The UMass Boston weekly school newspaper has generally focused on campus life issues, such as student parking fees. When the paper has engaged in First Amendment fights, it has usually been against university staff or administrators who are withholding information or, as they did this past spring, removing and covering over newspapers in a public area during prospective student visits, because of an embarrassing front-page article.

“We don’t get into a lot of conflicts,” said Kelsey Hale, 21, a rising senior and editor-in-chief of the paper.

The reporters at the paper are careful about what they publish, Hale said. But they don’t back away from controversial stories or chasing public records to get the news. For example, last school year, when university administrators were vague about a chemical incident in the new dorms, the reporters found the fire department reports that indicated a student was allegedly trying to manufacture drugs in his room and set off the alarm, drawing police and other emergency personnel in hazardous material suits.
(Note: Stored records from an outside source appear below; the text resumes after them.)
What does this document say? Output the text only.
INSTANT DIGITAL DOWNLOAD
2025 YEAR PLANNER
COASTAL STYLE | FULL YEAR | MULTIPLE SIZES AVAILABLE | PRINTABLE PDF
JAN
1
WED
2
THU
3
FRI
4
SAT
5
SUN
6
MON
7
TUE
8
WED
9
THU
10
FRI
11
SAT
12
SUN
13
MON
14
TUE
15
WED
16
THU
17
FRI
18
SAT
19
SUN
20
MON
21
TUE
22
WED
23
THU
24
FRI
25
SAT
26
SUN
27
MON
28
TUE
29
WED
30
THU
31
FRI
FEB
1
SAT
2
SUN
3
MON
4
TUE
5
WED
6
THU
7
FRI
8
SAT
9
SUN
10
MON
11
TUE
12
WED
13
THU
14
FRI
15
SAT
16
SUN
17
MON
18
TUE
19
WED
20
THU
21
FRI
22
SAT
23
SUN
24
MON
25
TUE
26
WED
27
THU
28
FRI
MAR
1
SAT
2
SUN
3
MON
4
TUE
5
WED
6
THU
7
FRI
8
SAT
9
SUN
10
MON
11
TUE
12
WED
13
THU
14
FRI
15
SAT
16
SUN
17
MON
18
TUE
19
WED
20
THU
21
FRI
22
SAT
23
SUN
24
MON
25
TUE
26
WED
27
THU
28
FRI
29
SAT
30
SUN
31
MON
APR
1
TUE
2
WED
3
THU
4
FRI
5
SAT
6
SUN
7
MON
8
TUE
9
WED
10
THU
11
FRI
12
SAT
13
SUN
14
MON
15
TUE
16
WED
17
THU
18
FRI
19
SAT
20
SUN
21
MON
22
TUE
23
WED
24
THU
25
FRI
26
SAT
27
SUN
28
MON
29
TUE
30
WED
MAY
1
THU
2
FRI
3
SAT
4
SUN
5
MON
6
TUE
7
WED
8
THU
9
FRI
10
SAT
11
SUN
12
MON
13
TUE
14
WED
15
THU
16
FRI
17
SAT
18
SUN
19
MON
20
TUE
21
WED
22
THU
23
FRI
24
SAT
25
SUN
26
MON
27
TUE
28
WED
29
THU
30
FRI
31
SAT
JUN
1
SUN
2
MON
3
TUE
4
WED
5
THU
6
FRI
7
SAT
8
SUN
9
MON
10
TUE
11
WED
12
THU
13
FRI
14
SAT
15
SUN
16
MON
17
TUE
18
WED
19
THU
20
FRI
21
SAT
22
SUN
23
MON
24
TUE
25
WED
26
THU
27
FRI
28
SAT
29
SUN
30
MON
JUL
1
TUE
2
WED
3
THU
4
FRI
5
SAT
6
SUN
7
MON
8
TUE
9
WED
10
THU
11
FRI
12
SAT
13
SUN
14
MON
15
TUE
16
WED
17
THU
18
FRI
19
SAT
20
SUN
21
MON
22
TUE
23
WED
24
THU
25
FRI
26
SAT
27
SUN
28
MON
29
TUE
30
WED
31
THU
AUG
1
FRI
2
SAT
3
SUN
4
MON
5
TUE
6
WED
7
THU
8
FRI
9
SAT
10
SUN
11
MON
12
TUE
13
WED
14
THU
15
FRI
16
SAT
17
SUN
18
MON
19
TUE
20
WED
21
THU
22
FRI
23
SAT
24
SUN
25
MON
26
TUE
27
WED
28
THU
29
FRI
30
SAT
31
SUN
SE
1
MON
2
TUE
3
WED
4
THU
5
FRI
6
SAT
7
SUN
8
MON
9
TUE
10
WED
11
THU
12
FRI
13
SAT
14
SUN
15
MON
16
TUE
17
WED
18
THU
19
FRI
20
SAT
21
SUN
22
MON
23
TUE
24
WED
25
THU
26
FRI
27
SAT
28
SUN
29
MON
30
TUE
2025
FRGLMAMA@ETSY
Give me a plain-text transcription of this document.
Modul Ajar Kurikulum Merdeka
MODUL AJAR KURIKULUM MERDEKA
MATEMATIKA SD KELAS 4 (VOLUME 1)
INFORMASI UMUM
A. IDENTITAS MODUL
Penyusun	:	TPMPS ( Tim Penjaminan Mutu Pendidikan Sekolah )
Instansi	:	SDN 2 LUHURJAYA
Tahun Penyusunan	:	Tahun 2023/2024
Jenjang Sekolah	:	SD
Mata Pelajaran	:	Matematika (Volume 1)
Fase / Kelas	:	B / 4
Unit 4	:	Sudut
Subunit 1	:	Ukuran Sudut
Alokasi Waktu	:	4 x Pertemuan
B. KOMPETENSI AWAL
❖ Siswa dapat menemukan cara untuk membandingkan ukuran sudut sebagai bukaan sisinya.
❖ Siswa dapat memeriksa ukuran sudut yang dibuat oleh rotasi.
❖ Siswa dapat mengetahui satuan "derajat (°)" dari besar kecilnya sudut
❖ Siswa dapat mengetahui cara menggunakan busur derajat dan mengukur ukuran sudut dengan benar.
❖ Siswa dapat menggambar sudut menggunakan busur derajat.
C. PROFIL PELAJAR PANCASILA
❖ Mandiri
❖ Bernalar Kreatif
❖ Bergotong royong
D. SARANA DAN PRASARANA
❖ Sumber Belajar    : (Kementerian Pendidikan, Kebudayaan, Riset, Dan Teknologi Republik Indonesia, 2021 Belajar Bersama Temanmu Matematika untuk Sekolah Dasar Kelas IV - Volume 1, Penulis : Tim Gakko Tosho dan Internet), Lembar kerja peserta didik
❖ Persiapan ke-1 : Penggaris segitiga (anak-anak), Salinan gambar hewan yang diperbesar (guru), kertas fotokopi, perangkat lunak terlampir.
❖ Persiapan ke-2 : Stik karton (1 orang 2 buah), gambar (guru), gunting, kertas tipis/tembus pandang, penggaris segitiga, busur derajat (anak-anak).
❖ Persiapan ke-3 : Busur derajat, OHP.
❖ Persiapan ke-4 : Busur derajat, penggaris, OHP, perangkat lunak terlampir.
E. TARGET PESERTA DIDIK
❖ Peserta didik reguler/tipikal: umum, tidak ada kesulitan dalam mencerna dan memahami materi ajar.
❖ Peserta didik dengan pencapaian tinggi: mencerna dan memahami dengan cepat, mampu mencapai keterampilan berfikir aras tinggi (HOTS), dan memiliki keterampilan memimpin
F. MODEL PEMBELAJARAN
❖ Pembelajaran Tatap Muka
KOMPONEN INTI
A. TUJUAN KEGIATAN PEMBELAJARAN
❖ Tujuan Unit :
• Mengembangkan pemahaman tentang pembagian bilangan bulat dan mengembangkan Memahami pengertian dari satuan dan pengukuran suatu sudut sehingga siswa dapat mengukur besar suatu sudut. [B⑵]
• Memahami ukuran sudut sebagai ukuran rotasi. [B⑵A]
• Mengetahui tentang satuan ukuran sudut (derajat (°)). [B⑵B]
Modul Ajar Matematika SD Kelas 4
“Our writers stayed up until midnight on a Friday to make sure it was accurate,” Hale said. “We worked very hard to publish factual information.”
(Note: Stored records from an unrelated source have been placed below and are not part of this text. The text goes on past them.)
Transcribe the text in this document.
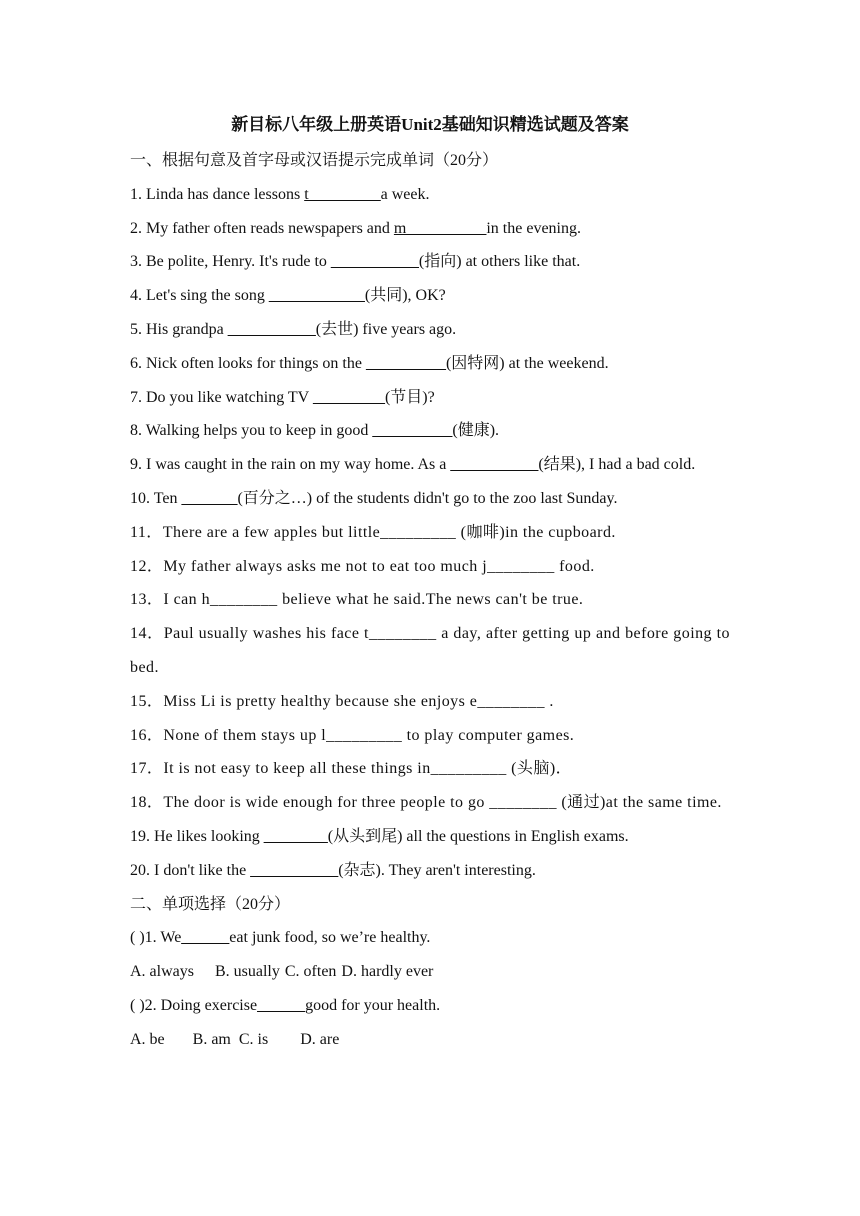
新目标八年级上册英语Unit2基础知识精选试题及答案
一、根据句意及首字母或汉语提示完成单词（20分）
1. Linda has dance lessons t_________a week.
2. My father often reads newspapers and m__________in the evening.
3. Be polite, Henry. It's rude to ___________(指向) at others like that.
4. Let's sing the song ____________(共同), OK?
5. His grandpa ___________(去世) five years ago.
6. Nick often looks for things on the __________(因特网) at the weekend.
7. Do you like watching TV _________(节目)?
8. Walking helps you to keep in good __________(健康).
9. I was caught in the rain on my way home. As a ___________(结果), I had a bad cold.
10. Ten _______(百分之…) of the students didn't go to the zoo last Sunday.
11．There are a few apples but little_________ (咖啡)in the cupboard.
12．My father always asks me not to eat too much j________ food.
13．I can h________ believe what he said.The news can't be true.
14．Paul usually washes his face t________ a day, after getting up and before going to bed.
15．Miss Li is pretty healthy because she enjoys e________ .
16．None of them stays up l_________ to play computer games.
17．It is not easy to keep all these things in_________ (头脑)．
18．The door is wide enough for three people to go ________ (通过)at the same time.
19. He likes looking ________(从头到尾) all the questions in English exams.
20. I don't like the ___________(杂志). They aren't interesting.
二、单项选择（20分）
( )1. We______eat junk food, so we’re healthy.
A. always B. usually C. often D. hardly ever
( )2. Doing exercise______good for your health.
A. be B. am C. is D. are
Even though the case in front of the Massachusetts high court predates Hale’s time at UMass Boston, she said the police blotters remain an important source of information, and the newspaper receives them on a weekly basis.

Police incident logs are crucial for all reporters, David Kravitz, a deputy state solicitor in Healey’s office argued in court documents filed earlier this month.
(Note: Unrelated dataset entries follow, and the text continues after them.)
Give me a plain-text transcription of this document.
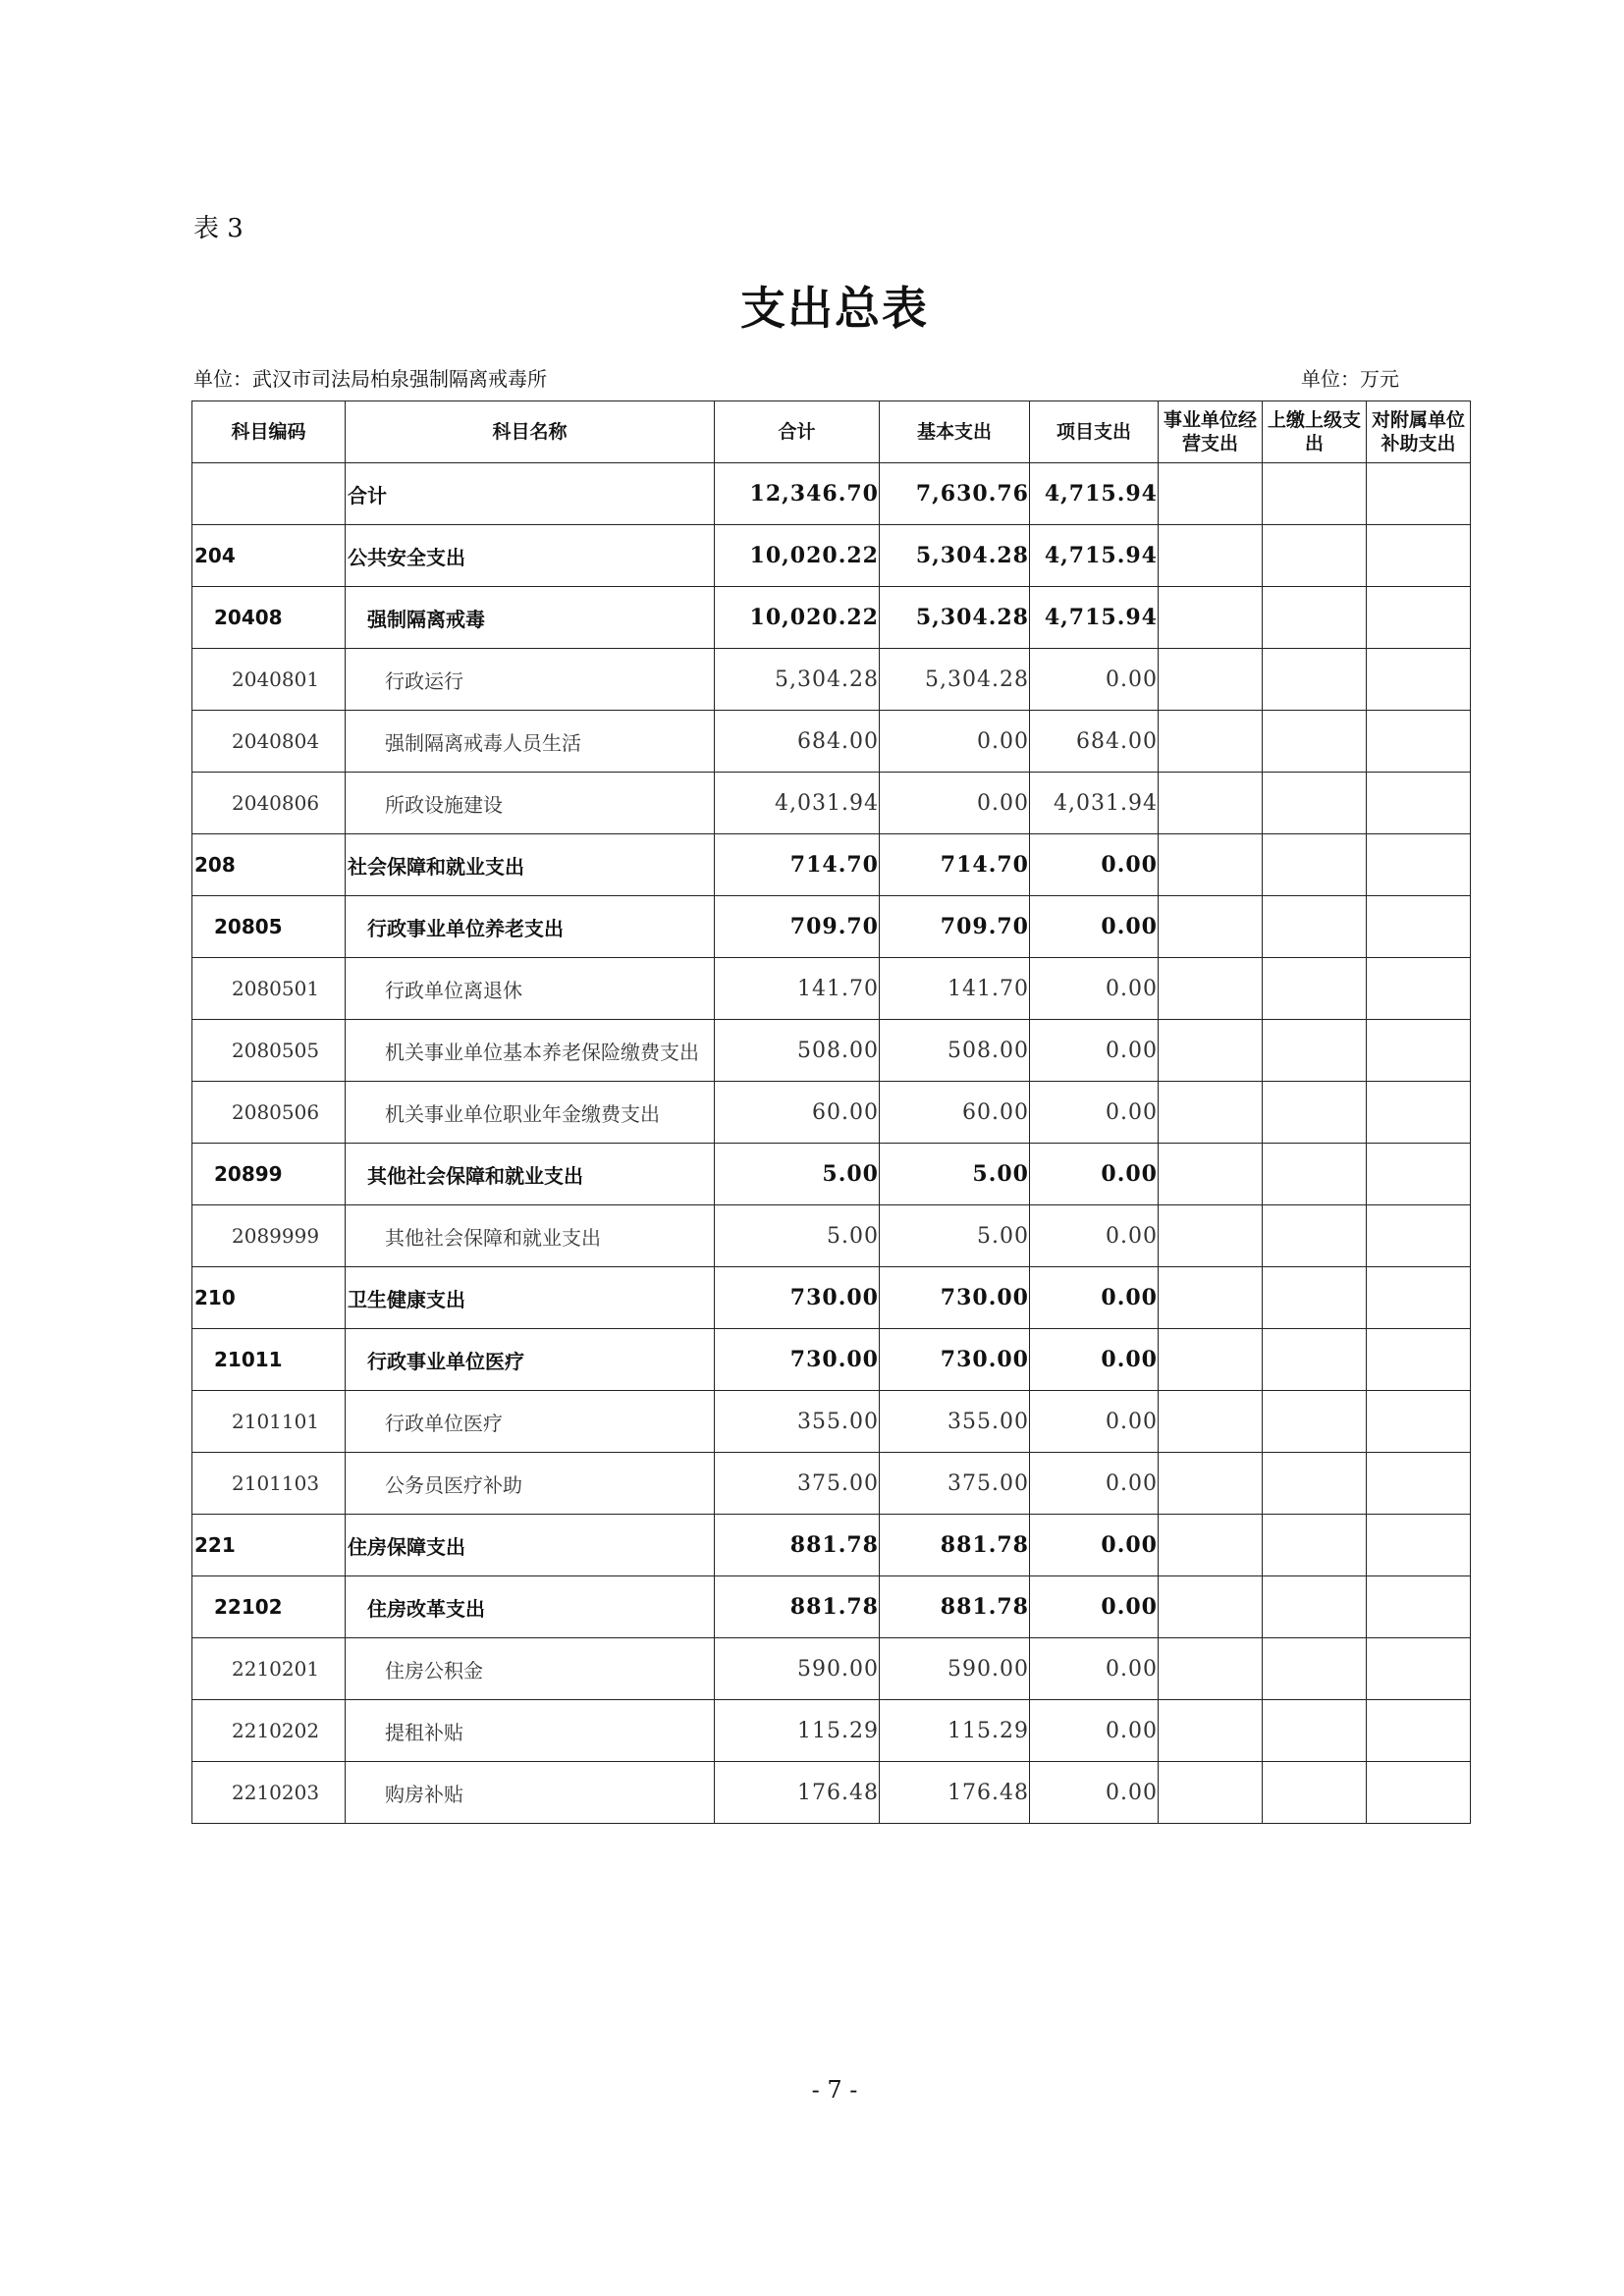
表 3
支出总表
单位：武汉市司法局柏泉强制隔离戒毒所	单位：万元
科目编码	科目名称	合计	基本支出	项目支出	事业单位经营支出	上缴上级支出	对附属单位补助支出
	合计	12,346.70	7,630.76	4,715.94			
204	公共安全支出	10,020.22	5,304.28	4,715.94			
20408	强制隔离戒毒	10,020.22	5,304.28	4,715.94			
2040801	行政运行	5,304.28	5,304.28	0.00			
2040804	强制隔离戒毒人员生活	684.00	0.00	684.00			
2040806	所政设施建设	4,031.94	0.00	4,031.94			
208	社会保障和就业支出	714.70	714.70	0.00			
20805	行政事业单位养老支出	709.70	709.70	0.00			
2080501	行政单位离退休	141.70	141.70	0.00			
2080505	机关事业单位基本养老保险缴费支出	508.00	508.00	0.00			
2080506	机关事业单位职业年金缴费支出	60.00	60.00	0.00			
20899	其他社会保障和就业支出	5.00	5.00	0.00			
2089999	其他社会保障和就业支出	5.00	5.00	0.00			
210	卫生健康支出	730.00	730.00	0.00			
21011	行政事业单位医疗	730.00	730.00	0.00			
2101101	行政单位医疗	355.00	355.00	0.00			
2101103	公务员医疗补助	375.00	375.00	0.00			
221	住房保障支出	881.78	881.78	0.00			
22102	住房改革支出	881.78	881.78	0.00			
2210201	住房公积金	590.00	590.00	0.00			
2210202	提租补贴	115.29	115.29	0.00			
2210203	购房补贴	176.48	176.48	0.00			
- 7 -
Police provide media organizations with reports of unidentified people of interest or those involved in suspicious activities frequently, including in stabbings or robberies, Kravitz said in court documents.

“Publications of this kind serve important public interests: They alert residents to reports of possible wrongdoing in their neighborhoods, they inform residents of the activities of local law enforcement agencies, and they may assist law enforcement in completing investigations of suspected wrongdoing,” Kravitz wrote.

As long as the news report is a “fair and accurate” reflection of the police log, it should be protected, Kravitz said. Requiring independent verification by the media, he wrote, would be a heavy burden.

But Richard Peltz-Steele, a professor at the University of Massachusetts School of Law, said the media should be more careful about simply reporting from police reports.


The police can be wrong, and in the internet age that incorrect information about a person can live on and do damage long after the case is closed, Peltz-Steele said.

“I think 25 years ago this would have been a clean victory for the press,” he said. “Today I see courts more willing to parse the facts and give plaintiffs a chance . . . We as a society went massively protective of media in the name of a free press. But today the capacity of mass media to injure reputation and cause real suffering has reached unprecedented heights.”

If the Massachusetts Supreme Judicial Court upholds the lower court decision, the defamation case against the newspaper’s editor will go to trial.

Cady Vishniac, 33, the UMass newspaper editor who was part of the team responsible for the publication of the original story in 2013, said she understands the damage that can be done by news articles.

She was the only student editor who Butcher was able to serve with court documents and her name is now linked to this defamation case.

Vishniac now lives in Michigan, has gotten a graduate degree in creative writing and is no longer in journalism. She said she worries about potential employers and colleagues searching her on the Internet and finding this defamation lawsuit.

“I am sure that there are greater issues at stake here,” Vishniac said. “I just don’t for the life of me understand how it got this far.”